Faire de l’usine le moteur du bien-être. C’est l’ambition que le Président du Conseil, Faure Gnassingbé inscrit au cœur de l’action gouvernementale pour 2026. Dans la continuité des années précédentes, l’industrialisation demeure la boussole de la transformation structurelle de l’économie togolaise.
Un secteur en nette reprise
Les chiffres confirment la tendance. Au 3ème trimestre 2025, l’activité industrielle a progressé de 8,1% en glissement trimestriel. Un signal fort de redynamisation dans plusieurs filières.
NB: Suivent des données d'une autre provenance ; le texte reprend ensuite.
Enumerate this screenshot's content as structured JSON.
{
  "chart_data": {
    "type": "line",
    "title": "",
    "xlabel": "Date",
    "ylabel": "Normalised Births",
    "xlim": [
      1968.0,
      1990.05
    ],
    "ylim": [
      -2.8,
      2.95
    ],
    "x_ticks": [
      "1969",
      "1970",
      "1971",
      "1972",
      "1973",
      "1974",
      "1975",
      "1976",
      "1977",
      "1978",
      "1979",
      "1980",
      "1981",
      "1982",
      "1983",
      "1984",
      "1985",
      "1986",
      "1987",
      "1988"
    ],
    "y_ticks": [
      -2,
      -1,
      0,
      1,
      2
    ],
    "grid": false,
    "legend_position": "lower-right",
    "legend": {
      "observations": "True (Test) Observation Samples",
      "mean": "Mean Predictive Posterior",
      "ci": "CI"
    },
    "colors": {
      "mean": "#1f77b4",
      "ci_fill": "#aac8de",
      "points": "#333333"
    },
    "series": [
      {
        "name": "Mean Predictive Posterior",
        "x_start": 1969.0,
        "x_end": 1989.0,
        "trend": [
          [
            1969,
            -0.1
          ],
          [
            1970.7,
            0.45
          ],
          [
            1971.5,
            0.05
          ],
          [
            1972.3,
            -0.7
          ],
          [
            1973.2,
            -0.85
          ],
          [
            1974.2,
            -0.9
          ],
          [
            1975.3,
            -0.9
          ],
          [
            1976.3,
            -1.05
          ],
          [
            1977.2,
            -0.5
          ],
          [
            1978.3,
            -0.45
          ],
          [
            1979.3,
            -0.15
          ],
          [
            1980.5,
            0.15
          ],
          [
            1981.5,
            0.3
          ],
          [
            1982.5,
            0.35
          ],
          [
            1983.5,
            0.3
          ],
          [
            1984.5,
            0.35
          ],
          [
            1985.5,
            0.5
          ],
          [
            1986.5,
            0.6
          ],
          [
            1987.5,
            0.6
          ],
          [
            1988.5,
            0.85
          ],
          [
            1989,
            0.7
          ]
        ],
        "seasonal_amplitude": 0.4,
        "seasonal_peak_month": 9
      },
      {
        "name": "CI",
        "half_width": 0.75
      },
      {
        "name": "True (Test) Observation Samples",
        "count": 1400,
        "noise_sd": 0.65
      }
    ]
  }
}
Cette embellie est portée par l’industrie manufacturière, en hausse de 3,5%. La performance est surtout tirée par l’agroalimentaire, dont la production bondit de 11,6% Résultat : davantage de matières premières locales transformées sur place, moins de dépendance aux importations et un potentiel d’emplois en expansion.
L’industrie s’affirme ainsi comme un levier structurant : elle crée de la valeur ajoutée, qualifie la main-d’œuvre et ancre la croissance dans le territoire.
L’API-ZF, nouvelle colonne vertébrale de l’attractivité
Pour 2026, le gouvernement mise sur la montée en puissance de l’Agence de Promotion des Investissements et de la Zone Franche, API-ZF. Pensée comme un guichet unique, elle doit accélérer l’accueil des capitaux nationaux et étrangers.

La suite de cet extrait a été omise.